Southeastern Section - 54th Annual Meeting (March 17–18, 2005)

Paper No. 3
Presentation Time: 3:40 PM


MITASOVA, Helena, Marine, Earth and Atmospheric Sciences, North Carolina State Univ, 1125 Jordan Hall, NCSU Box 8208, Raleigh, NC 27695-8208, HARMON, Russell S., Army Research Office, Army Rsch Lab, Research Triangle Park, PO Box 12211, Durham, NC 27709-2211 and OVERTON, Margery, Department of Civil, Construction, and Environmental Engineering, North Carolina State Univ, Raleigh, NC 27695,

Preservation and effective management of highly dynamic coastal geomorphological features, particularly those located in areas subject to development pressures, requires an in-depth understanding of their dynamic behavior and evolution over time. Modern mapping technologies such as lidar and real-time kinematic GPS, and 3D GIS provide geospatial tools for efficient acquisition of high-resolution 3D data, and their spatial- temporal analysis.
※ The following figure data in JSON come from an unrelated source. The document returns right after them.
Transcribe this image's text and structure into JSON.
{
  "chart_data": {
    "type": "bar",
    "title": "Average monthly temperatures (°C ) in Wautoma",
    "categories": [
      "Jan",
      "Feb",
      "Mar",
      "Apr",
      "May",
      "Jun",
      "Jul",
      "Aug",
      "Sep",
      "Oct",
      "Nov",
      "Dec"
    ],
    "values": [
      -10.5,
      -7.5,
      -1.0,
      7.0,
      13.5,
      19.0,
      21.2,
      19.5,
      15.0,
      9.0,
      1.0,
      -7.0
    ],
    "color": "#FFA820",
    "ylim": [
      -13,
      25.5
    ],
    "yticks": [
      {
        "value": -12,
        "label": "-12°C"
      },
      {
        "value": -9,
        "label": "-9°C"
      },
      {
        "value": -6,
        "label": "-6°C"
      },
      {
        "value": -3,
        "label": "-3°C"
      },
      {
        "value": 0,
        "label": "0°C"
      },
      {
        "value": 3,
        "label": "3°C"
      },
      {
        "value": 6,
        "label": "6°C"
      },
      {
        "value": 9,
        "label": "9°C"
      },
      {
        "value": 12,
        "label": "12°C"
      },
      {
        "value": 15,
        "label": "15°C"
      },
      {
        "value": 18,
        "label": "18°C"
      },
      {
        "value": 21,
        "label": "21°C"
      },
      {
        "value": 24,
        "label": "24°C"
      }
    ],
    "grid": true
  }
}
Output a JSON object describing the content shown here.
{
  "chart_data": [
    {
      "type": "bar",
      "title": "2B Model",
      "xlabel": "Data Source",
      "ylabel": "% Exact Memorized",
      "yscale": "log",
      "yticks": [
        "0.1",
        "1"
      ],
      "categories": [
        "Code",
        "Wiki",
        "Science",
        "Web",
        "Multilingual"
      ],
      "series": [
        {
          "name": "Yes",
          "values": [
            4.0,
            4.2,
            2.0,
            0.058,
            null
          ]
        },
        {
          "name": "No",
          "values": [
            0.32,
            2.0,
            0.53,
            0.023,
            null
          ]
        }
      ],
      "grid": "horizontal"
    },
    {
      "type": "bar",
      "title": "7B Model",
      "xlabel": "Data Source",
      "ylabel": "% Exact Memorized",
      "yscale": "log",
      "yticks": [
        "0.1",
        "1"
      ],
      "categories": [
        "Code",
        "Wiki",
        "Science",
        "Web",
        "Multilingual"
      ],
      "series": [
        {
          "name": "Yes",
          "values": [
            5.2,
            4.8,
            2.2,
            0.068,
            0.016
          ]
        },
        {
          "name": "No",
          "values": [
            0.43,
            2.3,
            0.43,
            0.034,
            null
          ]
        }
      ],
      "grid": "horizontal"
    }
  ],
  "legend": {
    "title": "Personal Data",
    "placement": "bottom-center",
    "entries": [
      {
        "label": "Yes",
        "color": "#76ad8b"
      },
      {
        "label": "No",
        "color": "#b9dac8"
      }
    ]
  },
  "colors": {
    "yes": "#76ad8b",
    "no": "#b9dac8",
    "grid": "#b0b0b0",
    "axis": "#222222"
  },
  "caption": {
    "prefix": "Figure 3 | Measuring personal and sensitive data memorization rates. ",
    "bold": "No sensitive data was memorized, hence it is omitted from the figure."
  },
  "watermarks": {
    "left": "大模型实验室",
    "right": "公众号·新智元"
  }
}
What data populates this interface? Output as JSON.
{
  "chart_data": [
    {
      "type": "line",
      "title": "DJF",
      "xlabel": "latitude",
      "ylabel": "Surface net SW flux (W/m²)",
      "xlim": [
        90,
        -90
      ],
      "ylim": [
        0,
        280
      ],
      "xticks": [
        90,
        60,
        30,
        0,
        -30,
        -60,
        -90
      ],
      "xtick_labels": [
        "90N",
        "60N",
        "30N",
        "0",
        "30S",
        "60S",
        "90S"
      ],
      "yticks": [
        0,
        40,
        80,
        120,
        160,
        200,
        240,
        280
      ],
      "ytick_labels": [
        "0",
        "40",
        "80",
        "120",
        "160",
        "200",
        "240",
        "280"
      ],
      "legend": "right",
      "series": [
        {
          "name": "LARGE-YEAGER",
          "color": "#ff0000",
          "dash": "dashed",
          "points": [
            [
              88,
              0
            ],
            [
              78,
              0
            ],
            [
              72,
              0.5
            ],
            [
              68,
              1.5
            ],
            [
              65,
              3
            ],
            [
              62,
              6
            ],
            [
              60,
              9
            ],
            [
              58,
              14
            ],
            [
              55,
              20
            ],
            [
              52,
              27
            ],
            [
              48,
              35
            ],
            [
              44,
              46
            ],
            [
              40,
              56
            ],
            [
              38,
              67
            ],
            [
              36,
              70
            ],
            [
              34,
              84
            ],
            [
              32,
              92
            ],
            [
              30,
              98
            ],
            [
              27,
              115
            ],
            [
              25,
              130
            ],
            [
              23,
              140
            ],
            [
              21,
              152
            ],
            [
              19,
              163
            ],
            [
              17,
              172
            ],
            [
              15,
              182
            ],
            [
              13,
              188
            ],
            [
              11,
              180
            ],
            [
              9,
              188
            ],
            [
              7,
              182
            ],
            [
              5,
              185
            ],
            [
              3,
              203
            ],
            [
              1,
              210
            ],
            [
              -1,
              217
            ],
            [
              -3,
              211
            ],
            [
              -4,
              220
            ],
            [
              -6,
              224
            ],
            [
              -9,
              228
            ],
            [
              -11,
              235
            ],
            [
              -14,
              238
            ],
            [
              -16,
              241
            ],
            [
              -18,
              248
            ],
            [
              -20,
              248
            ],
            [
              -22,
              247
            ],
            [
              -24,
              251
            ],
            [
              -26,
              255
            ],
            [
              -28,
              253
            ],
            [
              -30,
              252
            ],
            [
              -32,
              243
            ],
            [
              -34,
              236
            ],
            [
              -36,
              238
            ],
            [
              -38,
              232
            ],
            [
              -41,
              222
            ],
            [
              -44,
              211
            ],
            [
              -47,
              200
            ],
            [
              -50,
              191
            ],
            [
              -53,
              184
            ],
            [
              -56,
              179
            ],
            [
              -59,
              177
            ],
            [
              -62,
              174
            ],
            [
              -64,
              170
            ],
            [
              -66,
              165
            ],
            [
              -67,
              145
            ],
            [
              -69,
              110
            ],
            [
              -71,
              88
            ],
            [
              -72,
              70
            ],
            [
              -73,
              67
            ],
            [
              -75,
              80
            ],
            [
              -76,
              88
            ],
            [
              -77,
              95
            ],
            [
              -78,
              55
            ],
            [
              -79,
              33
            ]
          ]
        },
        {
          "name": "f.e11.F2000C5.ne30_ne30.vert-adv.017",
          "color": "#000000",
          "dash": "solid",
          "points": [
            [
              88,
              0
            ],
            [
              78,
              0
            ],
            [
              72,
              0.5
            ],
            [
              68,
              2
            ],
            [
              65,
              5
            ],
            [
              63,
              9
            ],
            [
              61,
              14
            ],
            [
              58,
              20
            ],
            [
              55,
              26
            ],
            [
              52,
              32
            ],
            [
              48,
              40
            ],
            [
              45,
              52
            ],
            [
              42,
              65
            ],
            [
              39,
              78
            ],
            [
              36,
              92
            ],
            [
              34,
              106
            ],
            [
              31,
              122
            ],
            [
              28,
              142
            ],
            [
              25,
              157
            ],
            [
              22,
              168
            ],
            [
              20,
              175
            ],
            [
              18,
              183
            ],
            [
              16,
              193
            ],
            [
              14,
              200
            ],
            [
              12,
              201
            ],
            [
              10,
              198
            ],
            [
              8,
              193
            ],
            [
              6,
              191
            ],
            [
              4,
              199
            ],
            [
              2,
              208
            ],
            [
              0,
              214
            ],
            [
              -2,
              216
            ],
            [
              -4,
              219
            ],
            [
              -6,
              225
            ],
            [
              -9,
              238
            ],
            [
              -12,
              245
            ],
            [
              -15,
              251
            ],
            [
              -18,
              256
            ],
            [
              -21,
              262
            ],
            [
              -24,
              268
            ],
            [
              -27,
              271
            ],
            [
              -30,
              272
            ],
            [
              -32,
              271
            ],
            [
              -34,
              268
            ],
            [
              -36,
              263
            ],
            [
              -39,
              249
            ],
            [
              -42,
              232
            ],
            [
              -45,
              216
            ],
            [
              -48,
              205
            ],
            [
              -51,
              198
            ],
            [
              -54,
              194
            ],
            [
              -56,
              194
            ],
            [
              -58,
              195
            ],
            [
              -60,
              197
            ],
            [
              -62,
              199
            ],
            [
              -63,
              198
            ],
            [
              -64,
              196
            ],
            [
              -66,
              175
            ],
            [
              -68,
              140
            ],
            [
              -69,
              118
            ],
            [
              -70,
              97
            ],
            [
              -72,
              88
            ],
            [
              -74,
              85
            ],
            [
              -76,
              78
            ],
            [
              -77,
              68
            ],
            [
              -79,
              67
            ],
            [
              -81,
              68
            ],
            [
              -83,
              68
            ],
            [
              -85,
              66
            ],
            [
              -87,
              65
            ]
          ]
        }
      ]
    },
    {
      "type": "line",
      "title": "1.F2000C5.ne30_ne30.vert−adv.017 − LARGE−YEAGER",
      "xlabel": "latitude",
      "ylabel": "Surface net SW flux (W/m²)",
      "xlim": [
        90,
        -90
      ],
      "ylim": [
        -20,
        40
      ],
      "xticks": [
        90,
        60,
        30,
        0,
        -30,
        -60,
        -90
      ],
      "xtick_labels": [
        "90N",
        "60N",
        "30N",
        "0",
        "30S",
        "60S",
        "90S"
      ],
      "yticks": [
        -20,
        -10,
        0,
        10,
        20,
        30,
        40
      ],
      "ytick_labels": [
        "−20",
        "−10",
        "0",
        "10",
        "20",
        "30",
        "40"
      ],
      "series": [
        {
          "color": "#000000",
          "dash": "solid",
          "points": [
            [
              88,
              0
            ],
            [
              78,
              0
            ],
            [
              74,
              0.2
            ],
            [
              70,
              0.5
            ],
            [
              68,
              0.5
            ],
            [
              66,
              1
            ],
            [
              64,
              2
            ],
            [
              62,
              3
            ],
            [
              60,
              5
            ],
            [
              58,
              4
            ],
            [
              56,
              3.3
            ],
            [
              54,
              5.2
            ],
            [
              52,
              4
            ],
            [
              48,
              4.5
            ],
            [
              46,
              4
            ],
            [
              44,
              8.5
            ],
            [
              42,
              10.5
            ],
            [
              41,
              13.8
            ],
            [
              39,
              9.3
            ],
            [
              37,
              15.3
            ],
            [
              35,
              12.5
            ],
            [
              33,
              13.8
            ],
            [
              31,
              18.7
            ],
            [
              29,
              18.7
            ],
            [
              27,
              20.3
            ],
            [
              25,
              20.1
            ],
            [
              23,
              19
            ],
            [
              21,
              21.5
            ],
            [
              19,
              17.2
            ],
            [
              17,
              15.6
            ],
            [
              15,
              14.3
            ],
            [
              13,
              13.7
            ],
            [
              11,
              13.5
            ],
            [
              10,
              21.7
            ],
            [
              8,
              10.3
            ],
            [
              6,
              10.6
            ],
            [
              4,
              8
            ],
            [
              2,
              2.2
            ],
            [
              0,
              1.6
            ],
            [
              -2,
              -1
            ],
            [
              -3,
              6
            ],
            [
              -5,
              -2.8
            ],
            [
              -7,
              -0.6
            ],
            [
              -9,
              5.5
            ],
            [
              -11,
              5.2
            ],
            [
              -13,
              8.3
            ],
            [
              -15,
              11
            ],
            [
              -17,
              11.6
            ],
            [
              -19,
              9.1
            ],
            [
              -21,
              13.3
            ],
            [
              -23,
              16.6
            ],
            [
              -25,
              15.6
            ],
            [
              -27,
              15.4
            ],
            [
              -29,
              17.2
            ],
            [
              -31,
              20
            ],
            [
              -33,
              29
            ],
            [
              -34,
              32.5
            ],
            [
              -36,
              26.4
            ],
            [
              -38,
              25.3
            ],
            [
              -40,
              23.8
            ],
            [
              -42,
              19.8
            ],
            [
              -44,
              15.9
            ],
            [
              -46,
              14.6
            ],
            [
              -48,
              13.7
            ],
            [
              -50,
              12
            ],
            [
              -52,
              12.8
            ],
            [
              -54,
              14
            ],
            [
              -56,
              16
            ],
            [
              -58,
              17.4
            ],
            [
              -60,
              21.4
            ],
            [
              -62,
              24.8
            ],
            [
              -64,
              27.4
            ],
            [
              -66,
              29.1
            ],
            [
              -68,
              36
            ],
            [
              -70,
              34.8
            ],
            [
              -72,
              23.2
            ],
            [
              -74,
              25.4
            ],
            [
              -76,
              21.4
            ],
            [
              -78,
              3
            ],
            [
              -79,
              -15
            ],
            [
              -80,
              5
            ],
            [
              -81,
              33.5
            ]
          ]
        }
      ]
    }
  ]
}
These techniques were applied to the Jockey's Ridge State Park sand dune field on the North Carolina Outer Banks, the largest active dunes on the eastern coast of the United States, with the goal of quantifying its deflation and rapid horizontal migration. In addition, historical evidence, including photos taken in the early 1900s by the Wright Brothers, nautical charts, and aerial photography were used to determine the evolution of the dune and the surrounding area over the past 90 years. A multitemporal sequence of 3D models of the dune field was used to visualize the changes in the elevation and shape of the dunes. Topographic analysis was performed to extract dune crests and slip faces and quantify horizontal dune migration. The analysis revealed rapid growth of the main dune from 1915-1949, followed by a slower rate of deflation that continues today. The deflation reduced the elevation of the main peak to half of its highest recorded value. Horizontal dune migration of 3-10 m/year has transported sand outside the park boundaries and threatened an adjacent road and several adjacent houses. As a result, the south dune section has been removed and the sand placed at the far northern end of the park to serve as a potential sand nourishment source. The analysis of topographic change has also indicated that increase in the number of visitors after the park was established in 1974 had little effect on dune deflation.